When Geoffrey Zakarian announced we had to make pasta for the first round of Cooks vs Cons...I wasn't very excited.
I'll occasionally eat pasta when I'm out to dinner, but I rarely make it at home and when I do, it's always dried pasta or sometimes pre-made fresh ravioli. I know I must make fresh pasta. This has been ingrained in me after years of watching cooking shows.
But I do have one pasta recipe up my sleeve: gnocchi. With some adjustments, I thought I could make it a 30-minute version, with some extra time for a dynamic, complex sauce.
My first trick was adding polenta to the dough. Usually pasta dough needs ~30 minutes for the gluten bonds to form, but I had no such luxury. So I added instant polenta, which creates instant dough "glue". Bonus points because corn is the surprise ingredient and of course polenta is cornmeal.
My second trick was to make an onion soubise.
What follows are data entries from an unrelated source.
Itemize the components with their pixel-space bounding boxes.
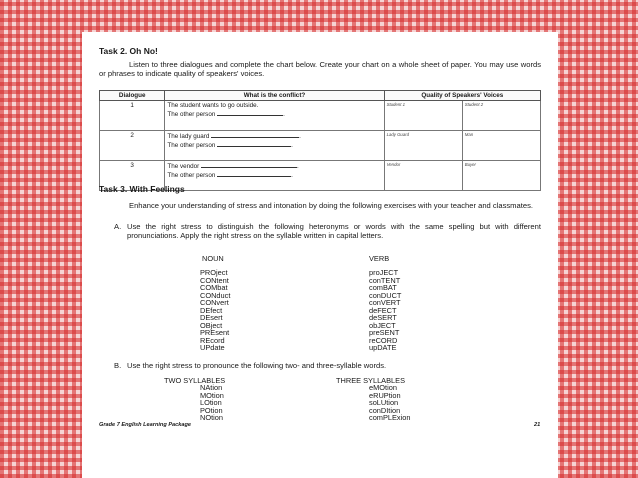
list-item: NOtion (200, 413, 224, 422)
list-item: deFECT (369, 305, 397, 315)
page-number: 21 (534, 422, 541, 428)
three-syllable-list (369, 384, 411, 422)
dialogue-number: 3 (100, 161, 165, 191)
noun-list (200, 269, 230, 352)
dialogue-number: 2 (100, 131, 165, 161)
part-b-text: Use the right stress to pronounce the following two- and three-syllable words. (127, 361, 387, 370)
speaker-cell: Student 1 (384, 101, 462, 131)
blank-line (217, 110, 283, 116)
table-row (100, 131, 541, 161)
conflict-line: The student wants to go outside. (167, 102, 259, 109)
speaker-cell: Student 2 (462, 101, 540, 131)
list-item: deSERT (369, 313, 397, 322)
task2-title: Task 2. Oh No! (99, 46, 158, 56)
list-item: conTENT (369, 275, 401, 285)
list-item: DEsert (200, 313, 223, 322)
list-item: proJECT (369, 268, 399, 277)
noun-header: NOUN (202, 254, 224, 263)
conflict-cell: The vendor . The other person . (165, 161, 384, 191)
speaker-cell: Man (462, 131, 540, 161)
list-item: CONvert (200, 298, 229, 307)
list-item: obJECT (369, 320, 396, 330)
list-item: NAtion (200, 383, 223, 392)
conflict-line: The other person (167, 142, 216, 149)
conflict-cell: The lady guard . The other person . (165, 131, 384, 161)
list-item: CONduct (200, 290, 231, 300)
part-a-letter: A. (114, 222, 122, 231)
speaker-cell: Lady Guard (384, 131, 462, 161)
list-item: comBAT (369, 283, 397, 292)
header-quality: Quality of Speakers' Voices (384, 91, 540, 101)
header-dialogue: Dialogue (100, 91, 165, 101)
three-syllables-header: THREE SYLLABLES (336, 376, 406, 385)
list-item: eMOtion (369, 383, 397, 392)
task3-title: Task 3. With Feelings (99, 184, 185, 194)
list-item: upDATE (369, 343, 397, 352)
list-item: MOtion (200, 390, 224, 400)
list-item: conDItion (369, 405, 401, 415)
list-item: eRUPtion (369, 390, 401, 400)
verb-list (369, 269, 401, 352)
list-item: reCORD (369, 335, 398, 345)
list-item: conVERT (369, 298, 401, 307)
conflict-line: The other person (167, 111, 216, 118)
blank-line (217, 171, 291, 177)
list-item: PREsent (200, 328, 230, 337)
list-item: LOtion (200, 398, 222, 407)
list-item: comPLExion (369, 413, 411, 422)
conflict-cell: The student wants to go outside. The other person . (165, 101, 384, 131)
list-item: COMbat (200, 283, 228, 292)
list-item: UPdate (200, 343, 225, 352)
list-item: preSENT (369, 328, 400, 337)
conflict-line: The lady guard (167, 133, 210, 140)
conflict-line: The vendor (167, 163, 200, 170)
part-a-text: Use the right stress to distinguish the following heteronyms or words with the same spelling but with different pronunciations. Apply the right stress on the syllable written in capital letters. (127, 222, 541, 241)
list-item: POtion (200, 405, 223, 415)
list-item: PROject (200, 268, 228, 277)
blank-line (201, 162, 297, 168)
header-conflict: What is the conflict? (165, 91, 384, 101)
task2-instructions: Listen to three dialogues and complete the chart below. Create your chart on a whole sheet of paper. You may use words or phrases to indicate quality of speakers' voices. (99, 60, 541, 79)
worksheet-page (82, 32, 558, 478)
task3-intro: Enhance your understanding of stress and intonation by doing the following exercises with your teacher and classmates. (129, 201, 533, 210)
speaker-cell: Vendor (384, 161, 462, 191)
blank-line (217, 141, 291, 147)
list-item: REcord (200, 335, 225, 345)
list-item: soLUtion (369, 398, 399, 407)
list-item: OBject (200, 320, 223, 330)
blank-line (211, 132, 299, 138)
voice-quality-chart (99, 90, 541, 191)
conflict-line: The other person (167, 172, 216, 179)
list-item: DEfect (200, 305, 223, 315)
two-syllable-list (200, 384, 224, 422)
list-item: CONtent (200, 275, 229, 285)
two-syllables-header: TWO SYLLABLES (164, 376, 226, 385)
dialogue-number: 1 (100, 101, 165, 131)
speaker-cell: Buyer (462, 161, 540, 191)
verb-header: VERB (369, 254, 390, 263)
footer-title: Grade 7 English Learning Package (99, 422, 192, 428)
part-b-letter: B. (114, 361, 122, 370)
table-row (100, 101, 541, 131)
list-item: conDUCT (369, 290, 402, 300)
I first had soubise at Momofuku Ko, in a now-iconic poached egg with caviar and potato chips dish. A soubise traditionally calls for softened onions and cream or bechamel. But what about using corn as a not-too-rich thickener?? I gave it a try, and it worked!
And finally, corn and pasta are both soft and starchy. Where's the pop? So I added chipotle puree to the dough, along with ground annatto seeds for color. I swapped the traditional Parmesan with Mexican cotija, to keep with the Mexican flavors. I also added some tortilla chips and popcorn for texture.
This was a tough round, especially since I don't really make or eat pasta. But these gnocchi may make it into my everyday rotation...
POLENTA GNOCCHI WITH CREAMY CORN SOUBISE RECIPE
¾ cup ricotta cheese
3 tablespoons grated cotija cheese
2 tablespoons potato flour
1 ½ tablespoons instant polenta
1 ½ tablespoons flour + extra for rolling
2 tablespoons chipotle puree
1 tablespoon ground annatto seeds
1 whole egg
1 egg yolk
semolina flour for gnocchi dusting
2 tablespoons butter
2 large Vidalia onions
2 teaspoons ground cumin
1 teaspoon dried oregano
1 tablespoon white wine vinegar
¾ cup heavy cream
1 cup of corn
salt / pepper
Sandwich the ricotta between four paper towels to soak up excess water. Salt your pasta water and bring to a boil.
Melt butter in a saute pan. Slice onions and add, along with cumin, oregano and salt. (If you want to do this under 30 minutes, I recommend using a mandolin to sweat the onions faster. Slice the onions directly over the pan.) Sweat the onions until semi-translucent, about 7 minutes.
Mix the ricotta, cotija cheese, potato flour, flour, polenta, chipotle puree, annatto and eggs. Form into a dough. Roll into snakes a little wider than your finger and cut into 3/4" slices with a bench scraper.
Add the sauteed onions to a blender and add the cream, corn, white wine vinegar and salt to taste. This is your creamy corn soubise.
Add the gnocchis to the salted boiled water. Remove with a spider or slotted spoon when they float at the top for about 30 seconds.
Place gnocchi in a bowl and add onion soubise plus cilantro, sumac, chili powder, more corn, sumac, crushed tortilla chips, and chili powder. Or not! The judges weren't fans of all the fixins, and I kind of agree. But at home, it's up to you.